The End of Golden Age
Despite the success of rural sitcoms and quiz game shows, most TV studios were shifting to Hollywood. The general consensus was that the people were getting tired of watching anthology. They wanted something that had a continuous storyline and would for some time. This was also the time when Baby Boomers were coming of age.
One by one, the shows got canceled. The older shows were limited to public channels where the older audience could enjoy them in peace. By the 1980s, the public media went cold too, and the audience watching them died of old age.
The New Golden Age
The actual origin of the new Golden Age is disputed among critics. Whatever the actual years were, the new Age brought about everything exciting and fast. In fact, it changed the course of viewership and digital technology. According to French scholar Alexis Pichard, the new Age was all about three things – massive improvement in visuals and storytelling, consistency in cable and network series, and overwhelming success of shows. The French were not wrong at all.
With the launching of platforms like HBO in the 1900s, the revolution of television started with a bang. The shows were extraordinary, and everyone could watch something. The level of technology used to make these shows was awe-inspiring for everyone. Sitcoms and lighter family shows were still there, but now, people had a choice. Shows like Friends marked the start of something extraordinary – so much that it remains one of the most-watched TV shows even now.
In 1997, the world saw the birth of a digital giant – Netflix! Netflix is an online streaming platform that allows its users to create accounts and choose what to watch. It has a huge collection of shows which keeps on increasing. At first, it only had shows that other companies created. Breaking Bad and Mad Men are considered two of the best shows ever created.
Since 2012, Netflix has started making its own shows. It started with its first original House of Cards, a political thriller that gained critical acclaim. From then on, there was no stopping Netflix. It is said that Netflix has 15,000 shows in its library. Since it is available in almost every country on Earth, Netflix is the top subscribed online platform.
The New Golden Age witnessed some of the most magnificent dramas of all time. From acting to production, millions of dollars were spent, and it really shows. Game of Thrones, a historical fantasy drama based on a series of novels, was a record-breaking show. It came second only to Breaking Bad in terms of awards.

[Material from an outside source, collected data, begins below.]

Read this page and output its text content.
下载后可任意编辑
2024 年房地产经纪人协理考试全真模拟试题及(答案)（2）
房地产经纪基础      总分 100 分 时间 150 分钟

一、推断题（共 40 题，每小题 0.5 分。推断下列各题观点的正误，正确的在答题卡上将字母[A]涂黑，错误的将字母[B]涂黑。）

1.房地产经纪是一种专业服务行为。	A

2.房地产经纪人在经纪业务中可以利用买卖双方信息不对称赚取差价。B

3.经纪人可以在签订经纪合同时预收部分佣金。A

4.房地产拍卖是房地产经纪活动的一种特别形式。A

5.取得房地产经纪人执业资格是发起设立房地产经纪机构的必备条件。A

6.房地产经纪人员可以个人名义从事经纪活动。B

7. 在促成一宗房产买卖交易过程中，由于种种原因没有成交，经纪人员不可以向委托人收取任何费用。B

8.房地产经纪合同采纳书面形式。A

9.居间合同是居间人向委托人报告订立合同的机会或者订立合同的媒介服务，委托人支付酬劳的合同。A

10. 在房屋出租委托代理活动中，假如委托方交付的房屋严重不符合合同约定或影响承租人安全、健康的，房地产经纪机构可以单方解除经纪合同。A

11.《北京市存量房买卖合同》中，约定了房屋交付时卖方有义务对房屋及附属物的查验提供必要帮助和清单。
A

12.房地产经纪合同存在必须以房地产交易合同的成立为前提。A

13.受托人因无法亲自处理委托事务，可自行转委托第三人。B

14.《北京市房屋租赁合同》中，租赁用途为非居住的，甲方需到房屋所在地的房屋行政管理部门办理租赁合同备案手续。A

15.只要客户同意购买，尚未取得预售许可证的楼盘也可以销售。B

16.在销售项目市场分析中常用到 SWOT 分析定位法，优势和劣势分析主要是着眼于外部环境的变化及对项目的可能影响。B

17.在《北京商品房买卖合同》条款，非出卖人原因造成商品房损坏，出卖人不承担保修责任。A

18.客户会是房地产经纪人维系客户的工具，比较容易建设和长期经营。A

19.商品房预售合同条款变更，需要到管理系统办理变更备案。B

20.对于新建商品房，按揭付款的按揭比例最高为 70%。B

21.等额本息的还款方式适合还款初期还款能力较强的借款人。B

Since the online platforms expanded in number, there are literally no boundaries anymore. An American can easily watch Korean dramas and vice versa. The language barrier is no longer there since the shows are either dubbed or subbed (with subtitles).
While the new Golden Age is extremely convenient, it also has many drawbacks of its own. Easy access to everything means that not everything has great quality. You may have a ton of shows to choose from, but this also means that not everything is good and enjoyable. There are shows out there that just make no sense, and yet they exist.
Everyone had to think first before investing their time and money in developing a show in the old Golden Age. They would release a show and would wait to get people’s responses. If it got hit, all good. If not, cancel the show. Now, the developers just throw their creations at people and think about the response later. Too much money and such ease of access do that to people.
Earlier times and people were simple. A crowd of people would gather around a single television set to watch a show. There would be pin-drop silence as everyone was fascinated by the magic of TV screens. Today, people watch everything on their mobile phones. Subscriptions are cheap, and often, people just share them with their peers. This made the shows immensely popular, but at the same time, it gave birth to toxicity and unrest. People are less tolerant these days – they wouldn’t hear anyone else’s opinion about their favorite show. This lack of unity makes us wonder whether this age is really a golden one.